Ca peut paraitre évident à plein de gens, mais pas à tout le monde. D'ailleurs officiellement aucun gouvernement ne prône la décroissance , ils prônent tous une autre forme de croissance, donc ça ne correspond pas à "ne pas continuer à prospérer" mais plutot à "trouver une autre manière de prospérer". On y croit ou pas (personnellement je n'y crois pas) mais on voit bien qu'on n'est plus dans le domaine de la science établie, et qu'un tel "enseignement" prendrait forcément une tournure politique - du coup la place que ça doit prendre dans un enseignement scientifique me semble discutable. Qu'on organise à côté des enseignements des débats ouverts où les étudiants pourraient prendre part et discuter entre eux ou avec des enseignants, ça ne me gêne pas, mais je suis plus gêné qu'on présente ça comme une "formation" au même titre que les matières techniques qu'on leur enseigne.

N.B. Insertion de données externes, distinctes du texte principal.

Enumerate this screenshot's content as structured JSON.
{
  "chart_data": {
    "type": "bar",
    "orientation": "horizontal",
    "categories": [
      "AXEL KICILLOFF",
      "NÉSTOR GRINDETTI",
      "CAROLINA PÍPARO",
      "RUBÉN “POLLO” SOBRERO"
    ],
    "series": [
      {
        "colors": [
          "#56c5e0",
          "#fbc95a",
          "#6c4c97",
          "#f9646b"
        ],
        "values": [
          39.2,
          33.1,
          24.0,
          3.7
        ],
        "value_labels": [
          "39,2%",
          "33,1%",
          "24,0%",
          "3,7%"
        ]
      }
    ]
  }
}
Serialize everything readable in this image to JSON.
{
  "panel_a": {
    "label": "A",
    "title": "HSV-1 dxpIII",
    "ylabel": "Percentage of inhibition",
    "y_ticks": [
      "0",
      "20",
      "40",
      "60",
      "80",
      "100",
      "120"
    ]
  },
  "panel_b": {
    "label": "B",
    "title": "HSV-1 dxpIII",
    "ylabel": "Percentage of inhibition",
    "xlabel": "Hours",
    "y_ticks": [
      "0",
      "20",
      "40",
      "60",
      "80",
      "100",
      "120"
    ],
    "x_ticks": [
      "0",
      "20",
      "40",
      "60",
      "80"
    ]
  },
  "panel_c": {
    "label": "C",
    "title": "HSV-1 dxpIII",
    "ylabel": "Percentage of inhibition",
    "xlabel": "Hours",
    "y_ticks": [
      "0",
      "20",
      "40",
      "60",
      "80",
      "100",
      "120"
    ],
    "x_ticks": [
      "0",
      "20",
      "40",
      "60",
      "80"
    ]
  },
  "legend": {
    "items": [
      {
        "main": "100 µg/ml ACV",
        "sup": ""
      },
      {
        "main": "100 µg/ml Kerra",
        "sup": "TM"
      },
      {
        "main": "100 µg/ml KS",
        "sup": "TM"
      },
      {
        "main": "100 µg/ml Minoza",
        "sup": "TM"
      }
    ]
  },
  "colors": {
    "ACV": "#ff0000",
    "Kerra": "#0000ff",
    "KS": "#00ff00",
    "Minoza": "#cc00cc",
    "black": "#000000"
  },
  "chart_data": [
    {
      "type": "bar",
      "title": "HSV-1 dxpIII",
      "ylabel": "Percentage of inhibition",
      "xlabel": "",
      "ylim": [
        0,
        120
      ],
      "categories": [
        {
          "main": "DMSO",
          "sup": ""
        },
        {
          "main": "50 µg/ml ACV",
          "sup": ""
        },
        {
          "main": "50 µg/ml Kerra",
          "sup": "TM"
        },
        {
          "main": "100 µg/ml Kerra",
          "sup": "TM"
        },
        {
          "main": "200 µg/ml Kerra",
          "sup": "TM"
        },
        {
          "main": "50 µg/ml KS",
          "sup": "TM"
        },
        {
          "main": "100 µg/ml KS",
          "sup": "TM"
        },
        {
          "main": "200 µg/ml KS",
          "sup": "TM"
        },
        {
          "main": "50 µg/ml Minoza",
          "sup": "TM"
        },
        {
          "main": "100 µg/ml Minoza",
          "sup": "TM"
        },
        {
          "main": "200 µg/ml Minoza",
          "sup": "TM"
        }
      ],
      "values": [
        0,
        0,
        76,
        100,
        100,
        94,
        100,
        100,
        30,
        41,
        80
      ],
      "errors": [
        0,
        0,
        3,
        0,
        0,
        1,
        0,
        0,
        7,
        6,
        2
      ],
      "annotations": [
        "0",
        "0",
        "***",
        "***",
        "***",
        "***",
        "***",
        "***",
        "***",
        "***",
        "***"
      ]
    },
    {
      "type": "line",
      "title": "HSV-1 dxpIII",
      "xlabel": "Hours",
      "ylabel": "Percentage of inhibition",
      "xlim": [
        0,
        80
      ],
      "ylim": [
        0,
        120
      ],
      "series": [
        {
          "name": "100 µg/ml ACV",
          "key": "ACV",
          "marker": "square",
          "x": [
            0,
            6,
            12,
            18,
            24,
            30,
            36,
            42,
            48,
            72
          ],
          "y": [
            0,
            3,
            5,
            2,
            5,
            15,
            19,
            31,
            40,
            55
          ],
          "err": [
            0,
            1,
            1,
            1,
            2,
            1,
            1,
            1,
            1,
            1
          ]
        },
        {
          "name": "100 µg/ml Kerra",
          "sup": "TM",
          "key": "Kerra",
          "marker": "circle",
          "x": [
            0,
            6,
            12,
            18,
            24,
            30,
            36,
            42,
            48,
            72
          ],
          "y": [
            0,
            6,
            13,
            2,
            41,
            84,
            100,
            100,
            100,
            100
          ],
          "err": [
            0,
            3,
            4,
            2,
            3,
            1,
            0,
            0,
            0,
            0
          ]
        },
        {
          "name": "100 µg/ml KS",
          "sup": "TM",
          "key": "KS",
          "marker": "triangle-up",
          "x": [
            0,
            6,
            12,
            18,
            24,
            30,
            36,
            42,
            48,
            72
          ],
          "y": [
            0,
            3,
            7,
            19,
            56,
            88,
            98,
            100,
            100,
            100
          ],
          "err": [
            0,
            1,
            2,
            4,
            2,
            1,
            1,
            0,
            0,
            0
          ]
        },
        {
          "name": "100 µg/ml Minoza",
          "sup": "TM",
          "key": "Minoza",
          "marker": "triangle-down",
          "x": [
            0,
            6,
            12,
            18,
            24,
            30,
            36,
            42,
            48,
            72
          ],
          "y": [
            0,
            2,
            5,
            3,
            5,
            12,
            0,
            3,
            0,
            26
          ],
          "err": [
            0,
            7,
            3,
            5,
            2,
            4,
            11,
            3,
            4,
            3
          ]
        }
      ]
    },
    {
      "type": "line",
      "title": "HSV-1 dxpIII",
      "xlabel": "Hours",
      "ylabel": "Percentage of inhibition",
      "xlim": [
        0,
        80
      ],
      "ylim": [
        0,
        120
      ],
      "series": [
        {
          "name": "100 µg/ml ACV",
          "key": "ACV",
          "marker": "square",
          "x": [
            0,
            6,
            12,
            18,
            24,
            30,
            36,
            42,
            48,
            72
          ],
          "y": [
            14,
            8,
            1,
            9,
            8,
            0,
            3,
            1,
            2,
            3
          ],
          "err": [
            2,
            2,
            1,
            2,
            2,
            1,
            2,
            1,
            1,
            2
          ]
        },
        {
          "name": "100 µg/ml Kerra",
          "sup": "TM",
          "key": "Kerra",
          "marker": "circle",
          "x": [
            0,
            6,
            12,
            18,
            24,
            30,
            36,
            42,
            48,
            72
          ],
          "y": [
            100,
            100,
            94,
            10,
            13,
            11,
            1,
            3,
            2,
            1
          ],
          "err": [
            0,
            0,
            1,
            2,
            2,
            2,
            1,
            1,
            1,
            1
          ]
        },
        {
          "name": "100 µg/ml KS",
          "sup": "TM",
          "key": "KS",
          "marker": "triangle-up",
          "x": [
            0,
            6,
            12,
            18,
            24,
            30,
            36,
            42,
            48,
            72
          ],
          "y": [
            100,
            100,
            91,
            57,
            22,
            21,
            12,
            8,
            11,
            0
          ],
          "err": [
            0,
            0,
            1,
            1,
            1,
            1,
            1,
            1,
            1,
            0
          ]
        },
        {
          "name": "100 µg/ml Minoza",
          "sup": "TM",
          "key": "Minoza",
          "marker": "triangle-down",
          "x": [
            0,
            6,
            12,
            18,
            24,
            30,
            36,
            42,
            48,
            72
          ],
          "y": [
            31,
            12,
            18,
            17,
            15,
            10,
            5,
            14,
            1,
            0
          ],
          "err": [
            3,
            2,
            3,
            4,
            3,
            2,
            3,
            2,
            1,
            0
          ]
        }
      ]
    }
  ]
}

Je suis d'accord, sur le fond cependant ce ne serait pas la première fois que les politiques demandent un rapport, et ne le mettent pas en application, ça fait penser qu'ils s'occupent du problème et puis rien derrière, après c'est un peu débile, mais pas pire que de demander à un prof de bio de remplacer son collègue prof de math et vice versa...quand on dit qu'on a pas de pétrole mais on a des idées...ça ne parle malheureusement pas de la qualité de celles-ci:S:

Entendu sur France-Inter ce matin : La France va faire du Kerozène durable pour l'aviation durable.
Actuellement, il y en a 1% dans le carburant et il y en aura 40000 tonnes dans quelques années. (oui, entendu et en gros compris comme cela...)

Moi, je préfére la marched à ..pied ( Henri Salvador );)
Bonne journée

Cela ne te choque que parce que tu es très éloigné de la technique et des applications, et en effet, j'imagine assez mal que ce genre de chose prenne une place importante pour des étudiants en physique théorique ou en cosmologie. Il en va tout autrement des ingénieurs et techniciens qui conçoivent et réalisent les dispositifs technologiques omniprésents dans notre environnement, et surtout de leurs donneurs d'ordre.
De nos jours, les ingénieurs doivent entendre parler d'ISO 14001, par exemple, au moins savoir que ça existe (et aller plus loin, suivant le domaine), et réfléchir un peu en avance de phase sur le cycle de vie des produits, avant même que la législation ne s'en mêle.